Testing the Waters
As a professional hydrogeologist with a tight schedule, Douglas Geller was limited in his graduate school options. He had the desire to pursue a graduate degree, but finding time to commute to the classroom, attend lectures, commute home and complete projects was not realistic.
“I had always wanted to pursue a graduate degree in hydrogeology but lacked the time to go back to school full-time,” said Geller. “About that time, I became aware of increasing opportunities in distance education and began searching for possibilities. My search on the internet eventually led me to ESU and the physical science department — specifically Professor Marcia Schulmeister. At that time, I think ESU had the best distance education offerings in the earth sciences, and one of the very few with hydrogeology options as far as North American universities were concerned.”
Geller’s interest in hydrogeology had developed over the course of several years. In fact, it was not his initial interest as an undergraduate.
“Back when I was getting my bachelor’s degree at the University of Colorado, I had originally thought I was going to be a geologist working in oil and gas or minerals,” he said. “I fancied myself working in the field all the time, in remote areas, being dropped off by a helicopter or perhaps staying in a remote camp and doing geologic mapping somewhere in the American West or perhaps Alaska and the Yukon. I had friends who did this and told tales of encounters with grizzly bears, catching five-pound Salmon in streams, beautiful mountain scenery, even projects that took them to South America, and it all sounded very romantic and exciting.”
Unable to land his dream job, Geller entered his first round of graduate study in traditional geology. He followed university friends into the environmental/groundwater field.
“After 6 years of studying geology and one year working for the US Geological Survey in Denver, I took a job working full-time out in the field being the geologist onsite while drilling groundwater monitoring wells at landfills and working on the test pumping of water supply wells. I rather enjoyed the work, and one thing led to another and as time passed, I kind of forgot all about becoming a ‘real’ geologist and instead started to focus on groundwater. This was back at a time of explosive growth in the groundwater consulting industry due to new regulations, and so there were many opportunities in that field compared to work in minerals, which at the time, was at a low point.”
Geller began his graduate career with Emporia State University while in his 40s, juggling a family and career, by enrolling in a single class.
“I tested the waters of distance education by taking one course in hydrogeology taught by Dr. Schulmeister. At the time, I was also working full-time and raising two boys under the age of 10. The course went well, I kept things together at home and at work and decided to apply to the MS program,” he said.
The M.S. program in physical sciences allowed Geller to enroll in the concentration of earth science, and this concentration is able to be completed entirely online, which is just what he needed.
“Our program is special, in that traditional on-campus and online students co-enroll in hybrid online/face-to-face courses that allow for interaction between students from all over the world. Many of our online students use the M.S. degree to advance in their careers, prepare for the professional geologist license exam or enhance their teaching credentials,” explained Schulmeister.
Geller’s interest was in management of groundwater resources, and this program gave him a greater understanding of the topic while earning a master’s degree.
“Although established in my career, a graduate degree is definitely a boost to anyone working in my field and before it was too late — whenever that is — I went for it,” he said.
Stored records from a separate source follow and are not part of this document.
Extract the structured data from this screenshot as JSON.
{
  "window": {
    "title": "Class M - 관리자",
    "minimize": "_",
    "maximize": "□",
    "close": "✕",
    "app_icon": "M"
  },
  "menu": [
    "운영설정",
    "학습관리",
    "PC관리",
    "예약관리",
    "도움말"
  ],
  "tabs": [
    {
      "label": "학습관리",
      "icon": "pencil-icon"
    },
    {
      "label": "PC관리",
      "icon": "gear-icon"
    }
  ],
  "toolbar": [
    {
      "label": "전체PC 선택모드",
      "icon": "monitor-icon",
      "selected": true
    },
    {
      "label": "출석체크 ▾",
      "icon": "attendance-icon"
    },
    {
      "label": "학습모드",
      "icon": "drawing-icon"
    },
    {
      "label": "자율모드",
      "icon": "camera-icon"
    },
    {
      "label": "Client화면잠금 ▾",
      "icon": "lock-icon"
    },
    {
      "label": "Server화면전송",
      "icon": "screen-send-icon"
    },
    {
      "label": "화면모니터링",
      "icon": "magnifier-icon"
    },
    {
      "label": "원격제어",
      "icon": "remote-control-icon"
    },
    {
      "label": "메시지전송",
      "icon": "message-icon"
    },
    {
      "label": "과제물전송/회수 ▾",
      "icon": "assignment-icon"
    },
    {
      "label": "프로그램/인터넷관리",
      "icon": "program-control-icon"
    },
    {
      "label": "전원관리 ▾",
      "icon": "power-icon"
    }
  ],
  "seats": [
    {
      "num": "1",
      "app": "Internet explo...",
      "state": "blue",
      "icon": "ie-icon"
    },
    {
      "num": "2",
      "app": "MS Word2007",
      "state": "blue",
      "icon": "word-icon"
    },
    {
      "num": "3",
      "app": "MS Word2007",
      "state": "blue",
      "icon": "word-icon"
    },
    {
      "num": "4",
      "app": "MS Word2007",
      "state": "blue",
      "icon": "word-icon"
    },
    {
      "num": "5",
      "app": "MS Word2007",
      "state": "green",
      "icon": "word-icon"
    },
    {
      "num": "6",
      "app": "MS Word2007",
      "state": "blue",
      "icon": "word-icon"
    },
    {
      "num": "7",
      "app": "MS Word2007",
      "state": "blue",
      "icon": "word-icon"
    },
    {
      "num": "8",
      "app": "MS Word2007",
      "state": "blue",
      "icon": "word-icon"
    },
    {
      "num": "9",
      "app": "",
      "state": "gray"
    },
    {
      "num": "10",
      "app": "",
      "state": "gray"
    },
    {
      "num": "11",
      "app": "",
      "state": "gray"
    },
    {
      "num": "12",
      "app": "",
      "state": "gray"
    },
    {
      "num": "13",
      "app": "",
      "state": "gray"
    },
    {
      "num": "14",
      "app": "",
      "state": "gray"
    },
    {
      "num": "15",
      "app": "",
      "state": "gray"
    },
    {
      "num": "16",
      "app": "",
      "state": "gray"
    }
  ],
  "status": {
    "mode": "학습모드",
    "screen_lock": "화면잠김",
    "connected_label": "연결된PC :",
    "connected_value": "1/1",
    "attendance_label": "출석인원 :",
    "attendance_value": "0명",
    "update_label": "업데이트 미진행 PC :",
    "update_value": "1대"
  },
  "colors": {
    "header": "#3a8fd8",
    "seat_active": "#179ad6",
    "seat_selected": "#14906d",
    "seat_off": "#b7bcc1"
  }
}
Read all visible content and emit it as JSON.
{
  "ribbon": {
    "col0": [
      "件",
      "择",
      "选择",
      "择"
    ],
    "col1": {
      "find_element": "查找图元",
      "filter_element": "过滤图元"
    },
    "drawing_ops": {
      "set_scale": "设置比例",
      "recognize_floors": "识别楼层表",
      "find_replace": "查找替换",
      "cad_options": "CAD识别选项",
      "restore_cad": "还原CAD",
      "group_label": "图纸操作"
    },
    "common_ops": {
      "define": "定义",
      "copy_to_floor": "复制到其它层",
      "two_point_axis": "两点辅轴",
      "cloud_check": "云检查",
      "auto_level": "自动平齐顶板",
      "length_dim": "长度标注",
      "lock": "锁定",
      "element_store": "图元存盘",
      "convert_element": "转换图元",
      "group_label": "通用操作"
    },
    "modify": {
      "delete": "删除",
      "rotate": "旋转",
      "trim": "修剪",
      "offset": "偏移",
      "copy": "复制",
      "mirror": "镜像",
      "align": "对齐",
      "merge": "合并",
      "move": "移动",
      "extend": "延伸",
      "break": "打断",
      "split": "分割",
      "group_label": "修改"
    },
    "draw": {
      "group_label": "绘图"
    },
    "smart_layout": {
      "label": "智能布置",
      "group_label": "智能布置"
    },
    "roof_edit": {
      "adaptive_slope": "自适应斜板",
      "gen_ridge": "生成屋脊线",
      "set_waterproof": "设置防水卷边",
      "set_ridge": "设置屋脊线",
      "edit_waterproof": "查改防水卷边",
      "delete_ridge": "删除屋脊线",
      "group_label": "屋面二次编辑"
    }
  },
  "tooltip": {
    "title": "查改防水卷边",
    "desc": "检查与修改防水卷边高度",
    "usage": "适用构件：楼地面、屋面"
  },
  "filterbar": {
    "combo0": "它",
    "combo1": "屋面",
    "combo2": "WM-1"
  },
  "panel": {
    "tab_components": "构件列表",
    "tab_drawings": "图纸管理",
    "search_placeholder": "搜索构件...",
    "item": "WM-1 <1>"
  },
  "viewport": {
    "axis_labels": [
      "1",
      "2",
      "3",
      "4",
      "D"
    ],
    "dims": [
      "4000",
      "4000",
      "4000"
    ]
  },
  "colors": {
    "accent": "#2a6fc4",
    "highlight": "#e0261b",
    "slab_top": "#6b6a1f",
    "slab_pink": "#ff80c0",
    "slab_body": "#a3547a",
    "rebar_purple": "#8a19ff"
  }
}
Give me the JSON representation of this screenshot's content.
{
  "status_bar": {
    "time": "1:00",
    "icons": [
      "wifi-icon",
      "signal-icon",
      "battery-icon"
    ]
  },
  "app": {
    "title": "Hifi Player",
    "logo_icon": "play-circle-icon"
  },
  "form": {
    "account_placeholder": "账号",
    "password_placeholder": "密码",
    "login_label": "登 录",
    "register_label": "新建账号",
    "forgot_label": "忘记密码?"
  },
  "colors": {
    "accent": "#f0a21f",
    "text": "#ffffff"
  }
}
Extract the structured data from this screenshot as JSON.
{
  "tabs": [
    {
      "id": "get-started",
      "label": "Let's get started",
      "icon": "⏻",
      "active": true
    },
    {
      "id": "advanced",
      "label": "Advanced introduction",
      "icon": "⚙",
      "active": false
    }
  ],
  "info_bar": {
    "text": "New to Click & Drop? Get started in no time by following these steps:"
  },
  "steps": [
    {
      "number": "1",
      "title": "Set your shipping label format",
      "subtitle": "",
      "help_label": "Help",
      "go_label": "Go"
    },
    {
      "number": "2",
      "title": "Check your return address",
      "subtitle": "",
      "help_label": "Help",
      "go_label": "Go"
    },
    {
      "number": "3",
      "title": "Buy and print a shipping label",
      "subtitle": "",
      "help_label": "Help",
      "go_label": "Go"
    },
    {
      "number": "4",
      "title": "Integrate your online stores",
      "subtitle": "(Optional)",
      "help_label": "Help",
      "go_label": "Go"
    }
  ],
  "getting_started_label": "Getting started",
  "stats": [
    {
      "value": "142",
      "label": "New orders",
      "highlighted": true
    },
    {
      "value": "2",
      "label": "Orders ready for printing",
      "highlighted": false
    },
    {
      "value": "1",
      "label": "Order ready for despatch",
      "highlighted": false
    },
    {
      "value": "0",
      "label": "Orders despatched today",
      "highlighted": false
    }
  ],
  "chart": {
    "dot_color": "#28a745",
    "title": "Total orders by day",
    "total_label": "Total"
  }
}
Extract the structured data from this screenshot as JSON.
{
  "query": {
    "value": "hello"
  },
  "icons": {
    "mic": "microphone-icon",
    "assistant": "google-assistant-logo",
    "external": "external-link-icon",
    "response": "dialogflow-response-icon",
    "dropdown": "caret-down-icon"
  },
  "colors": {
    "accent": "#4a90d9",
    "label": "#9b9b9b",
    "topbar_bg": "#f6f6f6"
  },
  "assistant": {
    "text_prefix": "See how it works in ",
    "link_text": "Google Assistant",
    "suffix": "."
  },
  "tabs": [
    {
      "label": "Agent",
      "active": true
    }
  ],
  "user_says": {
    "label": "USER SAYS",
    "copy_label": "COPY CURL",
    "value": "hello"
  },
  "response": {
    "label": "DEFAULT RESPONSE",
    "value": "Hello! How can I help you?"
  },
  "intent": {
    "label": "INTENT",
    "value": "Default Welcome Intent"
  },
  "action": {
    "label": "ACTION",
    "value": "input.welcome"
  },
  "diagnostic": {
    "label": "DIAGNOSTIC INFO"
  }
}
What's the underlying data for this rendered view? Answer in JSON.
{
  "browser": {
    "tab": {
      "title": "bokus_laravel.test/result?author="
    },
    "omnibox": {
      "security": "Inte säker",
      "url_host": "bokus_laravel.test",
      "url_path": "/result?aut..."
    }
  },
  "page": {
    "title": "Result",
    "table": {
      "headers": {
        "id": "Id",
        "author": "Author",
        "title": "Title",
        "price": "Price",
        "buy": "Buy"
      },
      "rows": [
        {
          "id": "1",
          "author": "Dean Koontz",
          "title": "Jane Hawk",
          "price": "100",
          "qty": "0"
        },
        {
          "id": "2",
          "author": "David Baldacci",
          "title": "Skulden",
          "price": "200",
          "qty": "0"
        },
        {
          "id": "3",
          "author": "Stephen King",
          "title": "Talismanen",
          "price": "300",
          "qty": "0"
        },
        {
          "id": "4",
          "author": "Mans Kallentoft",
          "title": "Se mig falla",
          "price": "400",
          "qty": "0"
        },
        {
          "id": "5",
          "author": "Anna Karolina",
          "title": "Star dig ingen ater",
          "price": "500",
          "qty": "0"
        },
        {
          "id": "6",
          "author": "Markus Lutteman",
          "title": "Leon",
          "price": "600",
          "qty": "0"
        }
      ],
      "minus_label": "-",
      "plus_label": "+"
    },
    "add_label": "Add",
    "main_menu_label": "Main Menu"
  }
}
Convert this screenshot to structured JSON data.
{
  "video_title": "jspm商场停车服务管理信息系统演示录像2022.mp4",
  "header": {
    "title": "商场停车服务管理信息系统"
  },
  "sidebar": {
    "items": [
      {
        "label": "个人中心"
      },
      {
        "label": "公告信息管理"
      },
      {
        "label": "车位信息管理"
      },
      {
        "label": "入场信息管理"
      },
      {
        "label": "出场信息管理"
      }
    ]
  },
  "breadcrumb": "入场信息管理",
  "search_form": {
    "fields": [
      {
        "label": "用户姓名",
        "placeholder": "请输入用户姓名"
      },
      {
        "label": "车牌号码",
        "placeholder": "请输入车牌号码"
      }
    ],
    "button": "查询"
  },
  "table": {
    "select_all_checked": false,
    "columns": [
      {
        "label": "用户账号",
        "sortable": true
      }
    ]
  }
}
Through his coursework, Geller became connected with his faculty members and was soon asked to act as a virtual teaching assistant.
“Doug entered our program with extensive experience in water resources management and did an excellent job in my introductory hydrogeology course. Given his insight on certain practical aspects of groundwater science, my department chair allowed me the flexibility of hiring him as an Online “Virtual” Teaching Assistant for the hydrogeology course. He did a nice job of sharing his work-related insight when grading homework submitted by students with varied backgrounds and career goals,” said Dr. Schulmeister.
Geller found success through this venture, as well as the coursework, but it was not for the faint of heart. He was committed, though, and maximized his time to accomplish it all. Not only did he complete the program with flying colors, but he took every opportunity to make the most of the experience, finding time to visit the Emporia, Kansas, campus not once, but twice.
“The hardest part was always the time commitment and juggling the competing demands on my time. When the time came to write my thesis, I holed up for the better part of a winter and got it done,” Geller said. “Although virtually all my graduate work was conducted by distance learning (including my oral thesis defense), visiting ESU in person made the experience complete.”
Although a challenge, Geller’s hard work paid off. He completed the program not only with a degree, but with numerous new connections and with preparation for an adjustment to his career.
“In the years since completing my degree, my career has flourished. This is partly due to the fact that I was fortunate to have the opportunity to be one of the founders and the president of an environmental consulting firm specializing in groundwater, located in Vernon, British Columbia, Canada, where I have lived for the last 15 years,” Geller said. “We now have 12 employees and their offices are located throughout the Province of British Columbia. My M.S. thesis focused on an area of hydrogeology in which I routinely practice, and I am considered a technical expert in this subject matter, both within my company and also in the general hydrogeology community in B.C.”